From 1961 to 1963 at Yale, Dr. Milgram experimented to see how far ordinary people would go to obey authority (https://www.simplypsychology.org/milgram.html). Participants were told they had to give electric shocks to a “learner” every time he gave a wrong answer, and to increase the intensity of the shock with each wrong answer. (It was all make-believe, but they didn’t know that.) The shocks went up to 375 volts (“severe”) to 450 (XXX).
65% of the “teachers” took the voltage all the way up to 450.
100% went as high as 300.
No one refused to administer electric shocks.
In one of the variations of the experiment, obedience to the “order” to administer shocks declined sharply when the “scientific authority” (actor in a lab coat) wasn’t present.

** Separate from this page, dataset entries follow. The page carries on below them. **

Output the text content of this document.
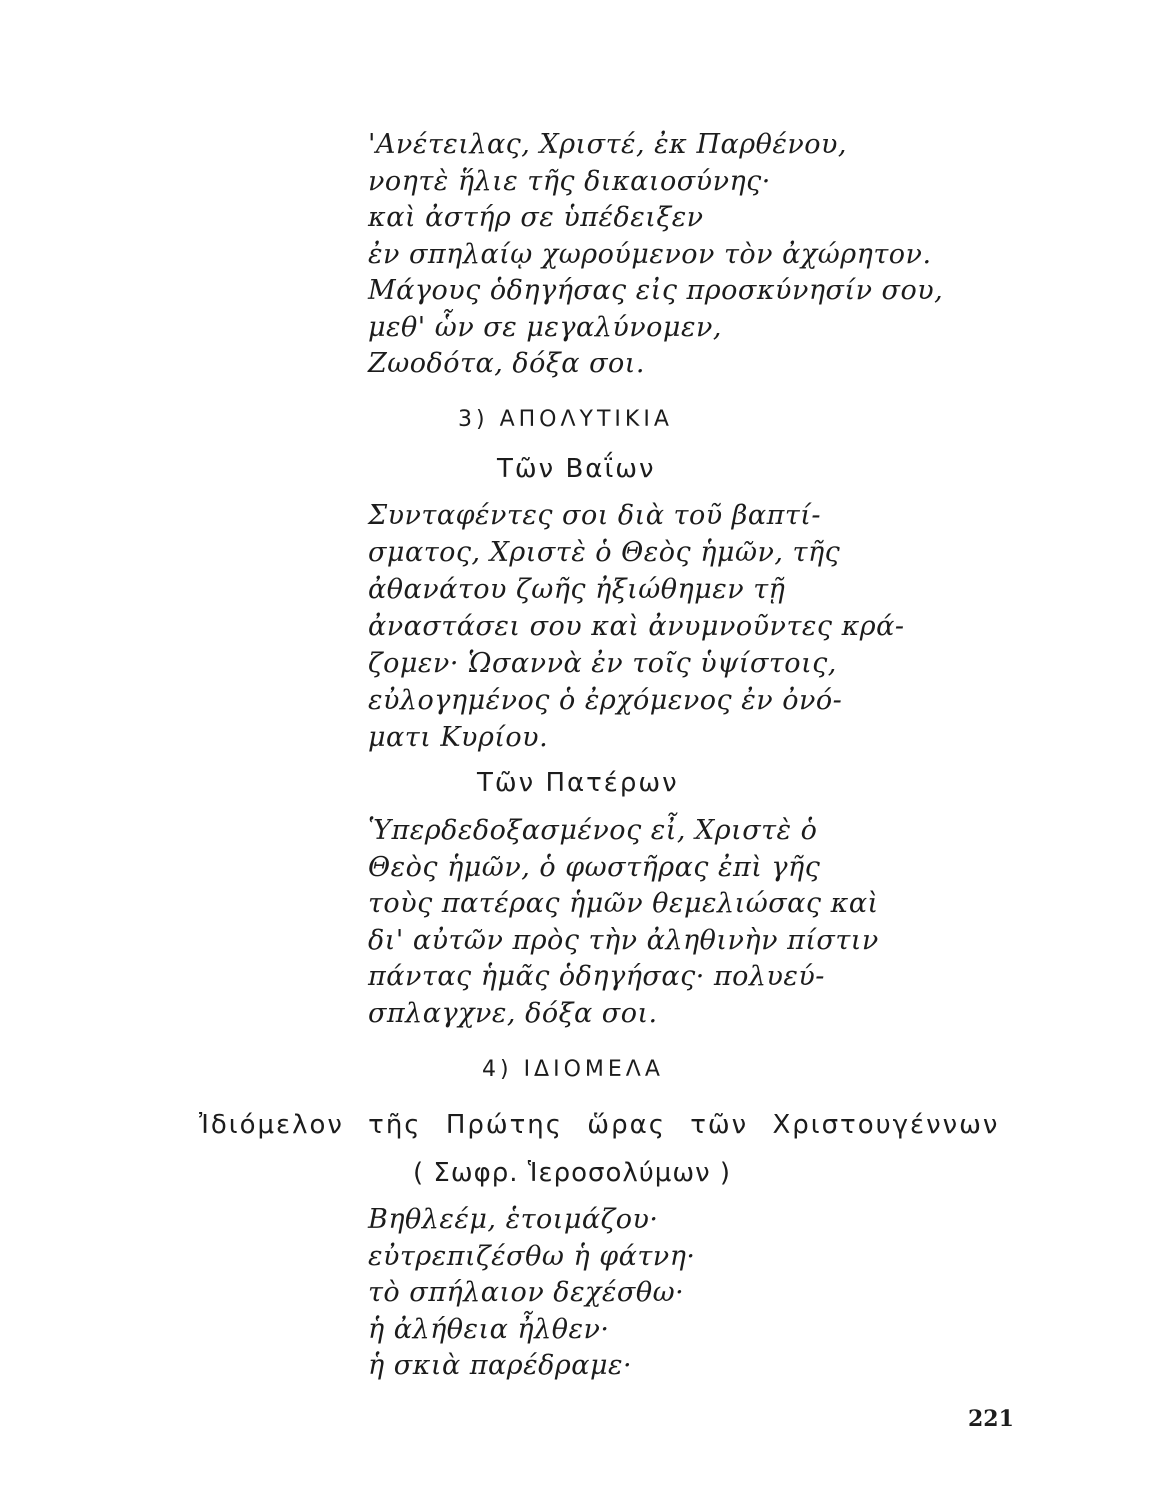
'Ανέτειλας, Χριστέ, ἐκ Παρθένου,
νοητὲ ἥλιε τῆς δικαιοσύνης·
καὶ ἀστήρ σε ὑπέδειξεν
ἐν σπηλαίῳ χωρούμενον τὸν ἀχώρητον.
Μάγους ὁδηγήσας εἰς προσκύνησίν σου,
μεθ' ὧν σε μεγαλύνομεν,
Ζωοδότα, δόξα σοι.
3) ΑΠΟΛΥΤΙΚΙΑ
Τῶν Βαΐων
Συνταφέντες σοι διὰ τοῦ βαπτί-
σματος, Χριστὲ ὁ Θεὸς ἡμῶν, τῆς
ἀθανάτου ζωῆς ἠξιώθημεν τῇ
ἀναστάσει σου καὶ ἀνυμνοῦντες κρά-
ζομεν· Ὡσαννὰ ἐν τοῖς ὑψίστοις,
εὐλογημένος ὁ ἐρχόμενος ἐν ὀνό-
ματι Κυρίου.
Τῶν Πατέρων
Ὑπερδεδοξασμένος εἶ, Χριστὲ ὁ
Θεὸς ἡμῶν, ὁ φωστῆρας ἐπὶ γῆς
τοὺς πατέρας ἡμῶν θεμελιώσας καὶ
δι' αὐτῶν πρὸς τὴν ἀληθινὴν πίστιν
πάντας ἡμᾶς ὁδηγήσας· πολυεύ-
σπλαγχνε, δόξα σοι.
4) ΙΔΙΟΜΕΛΑ
Ἰδιόμελον τῆς Πρώτης ὥρας τῶν Χριστουγέννων
( Σωφρ. Ἱεροσολύμων )
Βηθλεέμ, ἑτοιμάζου·
εὐτρεπιζέσθω ἡ φάτνη·
τὸ σπήλαιον δεχέσθω·
ἡ ἀλήθεια ἦλθεν·
ἡ σκιὰ παρέδραμε·
221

What does this tell us about ordinary people and perceived authority? Dr. Milgram said his purpose was to explore why the insane “orders” of Nazi war criminals were carried out by supposedly normal people.
It seems “ordinary people” are not as nice as they should be.
If we truly believed God’s authority was supreme over all others, then would we not refuse to harm others, despite “orders” to hurt them? Would tyrants have the power that they have, if no one would carry out their orders?
But I remember grade school, and the teacher saving herself work by having us grade each other’s spelling quizzes. Boy, do kids like to mark down other kids! And just give some child the “authority” to hand out detention to others, and see what happens. So the Milgram experiment held no surprises for me. Because I remember school.